Тетушка звала нас с Сашкой Цыпленок и Розочка. Так в фильме «Призрак замка Моррисвиль» звали двух хулиганов. Розочка к Сашке не прилипла, а вот Цыпленок ко мне привязался, и я надолго стала Цыпой. Когда вспоминаю об этом, мне приятно. Давно меня так никто не называл.
Юг
Следующим нашим семейным путешествием-паломничеством стала поездка в Тбилиси и Ереван, на родину папы. Папа родился в Краснодаре, но все его близкие и дальние родственники жили в Грузии и Армении, и потому его историческая родина и настоящие корни находились именно там. В те края мы и отправились ровно через год после того первого, северного путешествия. Отправились, как всегда, вчетвером, родители и дети, как ездили потом много лет, пока мы с братом не подросли и не пожелали путешествовать самостоятельно.

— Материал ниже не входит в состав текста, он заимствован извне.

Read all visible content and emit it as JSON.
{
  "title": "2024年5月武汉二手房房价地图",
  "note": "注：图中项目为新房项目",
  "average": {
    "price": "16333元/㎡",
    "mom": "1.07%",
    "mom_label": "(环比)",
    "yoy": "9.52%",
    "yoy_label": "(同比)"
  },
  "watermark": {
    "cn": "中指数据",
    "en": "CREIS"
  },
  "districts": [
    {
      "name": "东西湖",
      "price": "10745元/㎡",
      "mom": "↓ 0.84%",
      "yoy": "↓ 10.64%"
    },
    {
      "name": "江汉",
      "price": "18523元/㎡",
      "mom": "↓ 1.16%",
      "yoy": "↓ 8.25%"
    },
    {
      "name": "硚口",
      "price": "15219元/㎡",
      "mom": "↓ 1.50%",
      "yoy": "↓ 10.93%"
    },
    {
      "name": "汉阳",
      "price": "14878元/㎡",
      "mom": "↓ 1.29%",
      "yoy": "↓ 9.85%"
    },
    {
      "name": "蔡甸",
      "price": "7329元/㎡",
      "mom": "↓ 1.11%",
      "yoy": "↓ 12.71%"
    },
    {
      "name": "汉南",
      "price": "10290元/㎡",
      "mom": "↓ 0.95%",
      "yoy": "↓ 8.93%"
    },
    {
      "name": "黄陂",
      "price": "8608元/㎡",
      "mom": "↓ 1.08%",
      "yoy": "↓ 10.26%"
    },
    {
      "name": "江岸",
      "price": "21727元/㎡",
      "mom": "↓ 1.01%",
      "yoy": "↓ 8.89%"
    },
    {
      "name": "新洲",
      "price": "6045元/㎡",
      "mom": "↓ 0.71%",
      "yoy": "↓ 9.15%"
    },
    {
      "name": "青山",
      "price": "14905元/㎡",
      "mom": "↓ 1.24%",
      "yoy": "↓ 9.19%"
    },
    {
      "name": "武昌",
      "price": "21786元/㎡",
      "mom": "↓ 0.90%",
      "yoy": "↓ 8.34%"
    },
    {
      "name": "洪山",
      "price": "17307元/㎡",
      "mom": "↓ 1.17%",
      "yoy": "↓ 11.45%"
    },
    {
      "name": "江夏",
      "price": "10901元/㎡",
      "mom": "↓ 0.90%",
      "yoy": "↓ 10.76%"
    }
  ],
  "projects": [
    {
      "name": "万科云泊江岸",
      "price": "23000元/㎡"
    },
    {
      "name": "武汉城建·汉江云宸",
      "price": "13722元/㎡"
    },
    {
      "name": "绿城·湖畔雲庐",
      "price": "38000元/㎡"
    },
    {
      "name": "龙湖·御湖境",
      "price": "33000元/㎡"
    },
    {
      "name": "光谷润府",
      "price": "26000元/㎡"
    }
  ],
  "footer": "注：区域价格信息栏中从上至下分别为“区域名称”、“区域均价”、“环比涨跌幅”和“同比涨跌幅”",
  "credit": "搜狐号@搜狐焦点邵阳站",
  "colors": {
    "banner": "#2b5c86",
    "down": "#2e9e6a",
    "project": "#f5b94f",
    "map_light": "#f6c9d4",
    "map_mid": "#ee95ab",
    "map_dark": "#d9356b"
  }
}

А тем летом мы всей командой погрузились в поезд и двинули «на юг». Путешествие получилось длинным, и сама дорога оказалась отдельным приключением. Я уже говорила, что папа служил в разных далеких гарнизонах, и мы привыкли к частым разъездам, пассажирским поездам, вагонам, машинам. Я, например, хорошо помню газик цвета хаки с красным крестом на боку, из которого выпрыгивал папа, когда встречал нас с мамой у поезда. И поезда мне очень нравились. Там в тесном купе уютно, как в маленьком домике, все пьют из чай из стаканов с подстаканниками, и еда там вкуснее, чем дома, и можно лежать на верхней полке и долго-долго смотреть в окно. В том нашем южном путешествии я от него почти не отлипала. Сначала смотрела, как за стеклом проползали наши северные пейзажи, чуть блеклые и промокшие. Но потом картинка поменялась: объявилось солнышко, вагон налился теплом, разогрелся, а за окном объявились незнакомые до того дома и деревья, и даже лица людей на платформах стали другими. Иногда поезд останавливался на больших станциях, и тогда в вагоны набивались громкоголосые веселые бабки. Они с трудом протискиваясь по узкому коридору, волоча с собой объемистые корзины, и продавали оголодавшим пассажирам вареную картошку, соленые огурцы и горячие пирожки. Все вокруг радовались, балагурили, и чувствовалось, что праздник «моря и юга» уже совсем близко. А когда за окном показались ряды пирамидальных тополей, стало понятно, что настоящий юг рядом, прямо здесь, за окном. Раньше так и говорили – поедем на «юг», имея в виду не только направление, но и конкретно эти благословенные теплые края. А когда по правому борту раскинулось долгожданное море, мы дружно возликовали и остановились на недельку в Гаграх, чтобы покупаться там и позагорать. Не могли же мы просто так проехать мимо моря.